S-100 is a calcium-binding protein that is predominantly found in astrocytes of the central nervous system. In the present study, we investigated the temporal and spatial changes of S-100β immunoreactivity after a stereotaxic mechanical lesion of the adult rat corpus callosum performed with an adjustable wire knife. Rats were killed 7, 14 and 28 days after surgery. S-100β immunoreactivity was found within the cytoplasm and processes of quiescent putative astrocytes that were observed throughout the gray and white matters of the forebrain of sham-operated rats. Following callosotomy, the S-100β immunoreactive profiles showed increased size and thick processes, as well as increased amount of S-100β immunoreactivity. Unbiased stereologic analysis revealed a sustained and widespread increase of the Areal Fraction of S-100β immunoreactive profiles in the medial and lateral regions of the white matter of callosotomized rats at the studied time-intervals. In the cerebral cortex of callosotomized rats, the estimated total number of S-100β immunoreactive profiles was also increased 7 and 14 days after the lesion. Since the cellular and temporal changes in S-100β immunoreactivity were closely similar to those described for basic fibroblast growth factor (bFGF) following brain lesions, we co-localized the S-100β and bFGF immunoreactivities after callosotomy. bFGF immunoreactivity was found in the nuclei of S-100β immunoreactive glial profiles throughout the forebrain regions of the sham-operated rats. bFGF immunoreactivity was increased in the nuclei of reactive S-100β immunoreactive putative astrocytes in the forebrain white matter and in the cerebral cortex of callosotomized rats. These results indicate that after transection of the corpus callosum of adult rats, the reactive astrocytes may exert paracrine trophic actions through S-100β and bFGF. Interactions between S-100β and bFGF may be relevant to the events related to neuronal maintenance and repair following brain injury.

Introduction

S-100 is a calcium-binding protein found in the central nervous system (CNS). S-100b (S-100β) and S-100a (S-100α) have been isolated from many CNS regions which have subunit composition ββ and αβ, respectively.
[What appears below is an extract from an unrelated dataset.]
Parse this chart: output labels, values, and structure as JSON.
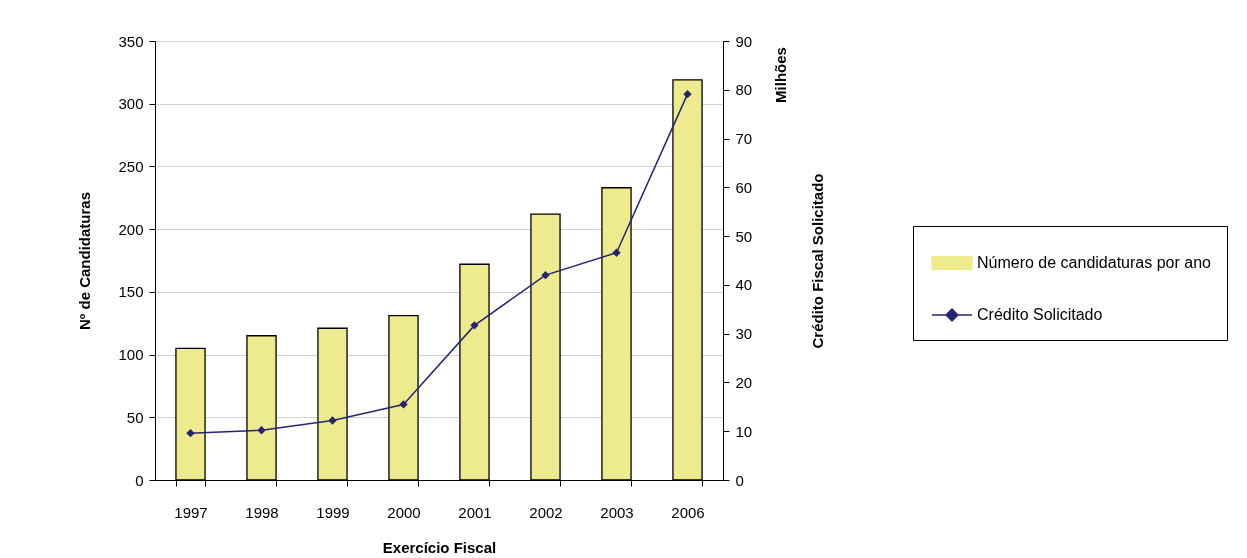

In the CNS, the fraction S-100β is predominantly found in glial cells of the CNS. The presence of S-100β immunoreactivity has been detected by immunohistochemistry in subpopulations of oligodendrocytes 39, 62 and in a few specific neuronal cells 29, 35, 54, 73. However, astrocytes are the main S-100β-stained cells in the adult mammalian brain 16, 47. S-100β immunoreactivity is seen predominantly in the cytoplasm and processes of astrocytes 16, 42, 62, 76.

CNS lesions trigger a glial activation which includes morphological and functional alterations 4, 25, 30, 40, 52. It has been postulated that the glial responses to the lesion are related to restoration of homeostasis in the nervous tissue 25, 39. Proliferation and hypertrophy of astrocytes are seen close to the wound 60, 61. Once activated, the astrocyte synthesizes and releases substances which promote wound repair as well as protection of the nervous tissue from further neuronal degeneration 10, 18, 53. Furthermore, increased levels of S-100β and neurotrophic factors have been detected in astrocytes following CNS lesions 26, 33, 67, 72, 75.
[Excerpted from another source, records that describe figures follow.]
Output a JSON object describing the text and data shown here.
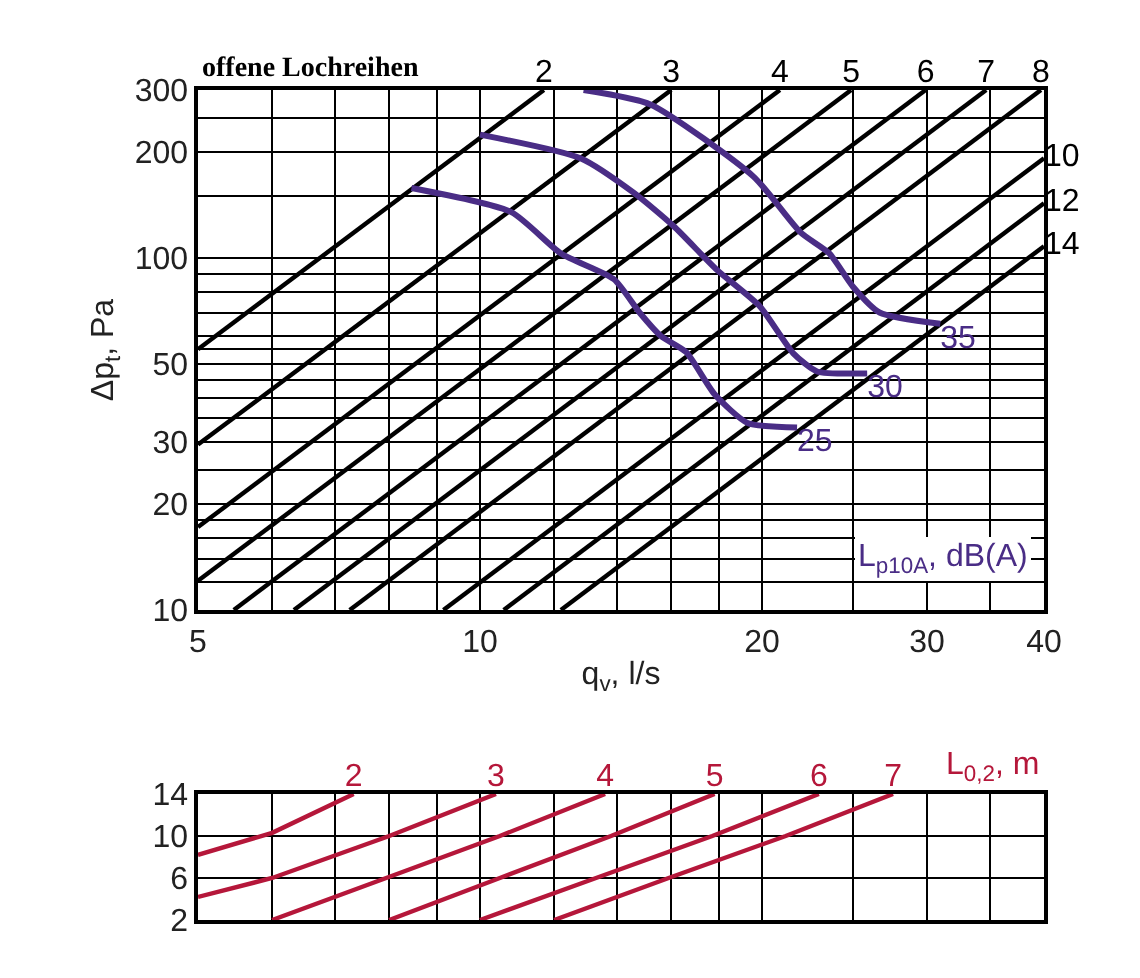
{
  "chart_data": [
    {
      "type": "line",
      "title": "offene Lochreihen",
      "xlabel": "q$_{v}$, l/s",
      "ylabel": "Δp$_{t}$, Pa",
      "annotations": [
        "L$_{p10A}$, dB(A)"
      ],
      "log": "xy",
      "grid": true,
      "xlim": [
        5,
        40
      ],
      "ylim": [
        10,
        300
      ],
      "xticks": [
        5,
        {
          "value": 6,
          "label": null
        },
        {
          "value": 7,
          "label": null
        },
        {
          "value": 8,
          "label": null
        },
        {
          "value": 9,
          "label": null
        },
        10,
        {
          "value": 12,
          "label": null
        },
        {
          "value": 14,
          "label": null
        },
        {
          "value": 16,
          "label": null
        },
        {
          "value": 18,
          "label": null
        },
        20,
        {
          "value": 25,
          "label": null
        },
        30,
        {
          "value": 35,
          "label": null
        },
        40
      ],
      "yticks": [
        10,
        {
          "value": 12,
          "label": null
        },
        {
          "value": 14,
          "label": null
        },
        {
          "value": 16,
          "label": null
        },
        {
          "value": 18,
          "label": null
        },
        20,
        {
          "value": 25,
          "label": null
        },
        30,
        {
          "value": 35,
          "label": null
        },
        {
          "value": 40,
          "label": null
        },
        {
          "value": 45,
          "label": null
        },
        50,
        {
          "value": 55,
          "label": null
        },
        {
          "value": 60,
          "label": null
        },
        {
          "value": 70,
          "label": null
        },
        {
          "value": 80,
          "label": null
        },
        {
          "value": 90,
          "label": null
        },
        100,
        {
          "value": 150,
          "label": null
        },
        200,
        {
          "value": 250,
          "label": null
        },
        300
      ],
      "series": [
        {
          "name": "2",
          "color": "#000000",
          "x": [
            5,
            11.7
          ],
          "values": [
            55,
            300
          ]
        },
        {
          "name": "3",
          "color": "#000000",
          "x": [
            5,
            16
          ],
          "values": [
            29.5,
            300
          ]
        },
        {
          "name": "4",
          "color": "#000000",
          "x": [
            5,
            20.9
          ],
          "values": [
            17.2,
            300
          ]
        },
        {
          "name": "5",
          "color": "#000000",
          "x": [
            5,
            24.9
          ],
          "values": [
            12.1,
            300
          ]
        },
        {
          "name": "6",
          "color": "#000000",
          "x": [
            5.46,
            29.9
          ],
          "values": [
            10,
            300
          ]
        },
        {
          "name": "7",
          "color": "#000000",
          "x": [
            6.33,
            34.7
          ],
          "values": [
            10,
            300
          ]
        },
        {
          "name": "8",
          "color": "#000000",
          "x": [
            7.26,
            39.7
          ],
          "values": [
            10,
            300
          ]
        },
        {
          "name": "10",
          "color": "#000000",
          "x": [
            9.14,
            40
          ],
          "values": [
            10,
            192
          ]
        },
        {
          "name": "12",
          "color": "#000000",
          "x": [
            10.6,
            40
          ],
          "values": [
            10,
            143
          ]
        },
        {
          "name": "14",
          "color": "#000000",
          "x": [
            12.2,
            40
          ],
          "values": [
            10,
            108
          ]
        },
        {
          "name": "25",
          "color": "#4a2d86",
          "x": [
            8.45,
            10.8,
            12.2,
            13.9,
            14.8,
            15.6,
            16.6,
            17.8,
            19.3,
            21.8
          ],
          "values": [
            158,
            135,
            103,
            87,
            70,
            60,
            54,
            41,
            34,
            33
          ]
        },
        {
          "name": "30",
          "color": "#4a2d86",
          "x": [
            10,
            12.8,
            14.6,
            16.1,
            17.9,
            19.9,
            21.6,
            22.9,
            25.9
          ],
          "values": [
            224,
            192,
            153,
            123,
            92.5,
            72.8,
            53.6,
            47.6,
            47
          ]
        },
        {
          "name": "35",
          "color": "#4a2d86",
          "x": [
            12.9,
            15.2,
            19.6,
            22,
            23.6,
            25,
            26.7,
            31
          ],
          "values": [
            300,
            273,
            170,
            118,
            103,
            83,
            70,
            65
          ]
        }
      ]
    },
    {
      "type": "line",
      "annotations": [
        "L$_{0,2}$, m"
      ],
      "log": "x",
      "grid": true,
      "tick_labels": "y",
      "xlim": [
        5,
        40
      ],
      "ylim": [
        2,
        14
      ],
      "xticks": [
        5,
        {
          "value": 6,
          "label": null
        },
        {
          "value": 7,
          "label": null
        },
        {
          "value": 8,
          "label": null
        },
        {
          "value": 9,
          "label": null
        },
        10,
        {
          "value": 12,
          "label": null
        },
        {
          "value": 14,
          "label": null
        },
        {
          "value": 16,
          "label": null
        },
        {
          "value": 18,
          "label": null
        },
        20,
        {
          "value": 25,
          "label": null
        },
        30,
        {
          "value": 35,
          "label": null
        },
        40
      ],
      "yticks": [
        2,
        6,
        10,
        14
      ],
      "series": [
        {
          "name": "2",
          "color": "#b5173a",
          "x": [
            5,
            6,
            7.33
          ],
          "values": [
            8.2,
            10.3,
            14
          ]
        },
        {
          "name": "3",
          "color": "#b5173a",
          "x": [
            5,
            6,
            8,
            10.4
          ],
          "values": [
            4.2,
            6,
            10,
            14
          ]
        },
        {
          "name": "4",
          "color": "#b5173a",
          "x": [
            6,
            7.94,
            10.5,
            13.6
          ],
          "values": [
            2,
            6,
            10,
            14
          ]
        },
        {
          "name": "5",
          "color": "#b5173a",
          "x": [
            8,
            10.5,
            13.8,
            17.8
          ],
          "values": [
            2,
            6,
            10,
            14
          ]
        },
        {
          "name": "6",
          "color": "#b5173a",
          "x": [
            10,
            13.3,
            17.7,
            23
          ],
          "values": [
            2,
            6,
            10,
            14
          ]
        },
        {
          "name": "7",
          "color": "#b5173a",
          "x": [
            12,
            15.9,
            21.2,
            27.6
          ],
          "values": [
            2,
            6,
            10,
            14
          ]
        }
      ]
    }
  ]
}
The actions of S-100β also include the stimulation of neuronal survival and neurite outgrowth 6, 26, indicating the possible trophic properties of the molecule 5, 26.

Basic fibroblast growth factor (bFGF) is a neurotrophic factor that belongs to the class of heparin-binding growth factors. The actions of bFGF on neurons from several CNS regions have been described. Furthermore, bFGF is able to promote gliogenesis and angiogenesis, actions that indicate its role also in wound repair following a lesion of the CNS 3, 17, 24. Previous reports have extensively described the increased synthesis of bFGF in reactive astrocytes following a brain trauma 18, 22.

In view of these observations, it is possible that astroglial S-100β and bFGF cooperate in the trophic mechanisms of the normal and lesioned CNS.

In the present study, we investigated the spatial and temporal changes in S-100β immunoreactivity by means of immunohistochemistry combined with stereology and also analysed the changes of bFGF immunoreactivity in S-100β immunoreactive cells after a stereotaxic transection of the corpus callosum of adult rats.